By Dr Smita Ray

Challenges and opportunities for Gujarati women learning English is my research which focuses on the language learning experiences, aspirations and changing identities of South Asian women in the UK. It was an attempt to understand the complexities of language learning, power and difference underpinned by race, gender, age and class by exploring language learning experiences of a sample of Gujarati women in London. It explored how South Asian women struggle to reshape the patriarchal relations, racial discrimination and ethnic divisions and transform their identities through and while learning English. One aspect of this study was to examine ESOL (English for Speakers of Other Languages) provision in the UK against the backdrop of gendered access to linguistic resources, as well as gendered agency and probe whether the policies understand and address linguistic socialization and identity transformations to impact learning and teaching. The data revealed some specific examples of access barriers such as eligibility requirements that exclude many women who are classified as dependants, lack of programme supports (e.g. child care), funding sources for training, lack of awareness of such support programmes and personal barriers such as low self-confidence and/or lack of study skills. Social class emerged as an important theme but the study also highlighted how the journey from margin to centre can be achieved through agency.

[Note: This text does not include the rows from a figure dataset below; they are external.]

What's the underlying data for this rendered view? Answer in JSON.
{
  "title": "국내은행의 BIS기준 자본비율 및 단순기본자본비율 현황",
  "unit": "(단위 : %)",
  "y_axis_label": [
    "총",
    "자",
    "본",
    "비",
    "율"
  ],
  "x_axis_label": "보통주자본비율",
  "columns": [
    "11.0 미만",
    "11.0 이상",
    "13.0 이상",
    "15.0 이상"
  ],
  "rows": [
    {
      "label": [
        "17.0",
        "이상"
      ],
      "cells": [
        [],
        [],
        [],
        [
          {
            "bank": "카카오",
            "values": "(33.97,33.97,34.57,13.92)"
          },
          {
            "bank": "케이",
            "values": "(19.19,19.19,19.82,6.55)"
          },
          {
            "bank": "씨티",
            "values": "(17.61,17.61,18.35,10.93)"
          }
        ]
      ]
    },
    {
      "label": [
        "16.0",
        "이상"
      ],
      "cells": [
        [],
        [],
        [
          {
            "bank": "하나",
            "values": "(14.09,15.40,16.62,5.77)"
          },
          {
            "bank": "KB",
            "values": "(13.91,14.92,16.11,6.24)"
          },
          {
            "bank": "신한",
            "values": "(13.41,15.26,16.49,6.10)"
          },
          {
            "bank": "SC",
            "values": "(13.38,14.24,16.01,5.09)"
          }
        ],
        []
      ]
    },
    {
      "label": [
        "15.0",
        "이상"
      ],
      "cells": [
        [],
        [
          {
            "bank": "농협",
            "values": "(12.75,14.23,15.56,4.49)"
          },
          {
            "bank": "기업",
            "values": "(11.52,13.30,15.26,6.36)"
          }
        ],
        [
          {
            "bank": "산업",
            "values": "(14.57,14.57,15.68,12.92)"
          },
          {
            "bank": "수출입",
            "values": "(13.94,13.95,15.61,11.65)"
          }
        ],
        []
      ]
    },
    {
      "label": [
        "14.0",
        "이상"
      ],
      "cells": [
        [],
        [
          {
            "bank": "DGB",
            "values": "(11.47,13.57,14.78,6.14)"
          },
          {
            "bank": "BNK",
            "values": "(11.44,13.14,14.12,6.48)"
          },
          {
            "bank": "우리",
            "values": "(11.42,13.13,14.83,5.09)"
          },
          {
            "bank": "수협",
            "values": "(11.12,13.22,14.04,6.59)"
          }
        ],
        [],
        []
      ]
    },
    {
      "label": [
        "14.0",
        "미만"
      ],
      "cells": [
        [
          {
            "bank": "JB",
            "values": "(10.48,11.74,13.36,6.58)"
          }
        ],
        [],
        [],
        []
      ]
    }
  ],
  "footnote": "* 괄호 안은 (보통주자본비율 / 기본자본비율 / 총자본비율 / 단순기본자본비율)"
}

ESOL learners have different and specific needs which relate to their educational profile, oral proficiency and their specific language and literacy levels in English. The Home Office has adopted a reinvigorated policy of citizenship education and integration where English is seen as a key tool for the successful integration of Britain’s diverse communities. (Migration Observatory, 2011) However, under the new rules for funding for ESOL, introduced in September 2011, thousands of vulnerable women face being deprived of English language lessons. This move now questions the government’s commitment to ‘integration’ among migrant groups.


The current funding cuts in ESOL provision, reflecting the neo-liberal shift away from state responsibility to that of the individual in a market economy, implies that individuals, i.e. ESOL learners in this case, are expected to adapt to these ‘new times’. The new funding rules for ESOL courses are extremely complicated and make it harder to access funds for the participants. According to FE Week (2015) “By wiping out funding [for most adult skills courses], the government will be risking recreating an underclass of poorly educated adults. They will effectively be withdrawing the opportunity to train or retrain for the least able.” This act of denying citizens their basic right to learn English will impact the marginalised communities who desperately need these courses.

It is a general view that language learning is beneficial for society and the individual; however, according to Leathwood (2006), although this is presented as the logical choice for individuals, there is no acknowledgment of the ways in which the choice-making individual of neo-liberal economic policy is a gendered, classed and racialized one. The policy discourse surrounding language learning is constructed in a way that the learner has to take full responsibility for their own learning. It can be argued that the social mobility is on decline in the UK over the past few decades leading to further structural inequalities as a result of negligent policies of the government. The onus is on the government to improve this situation by reviewing the funding cuts to ESOL.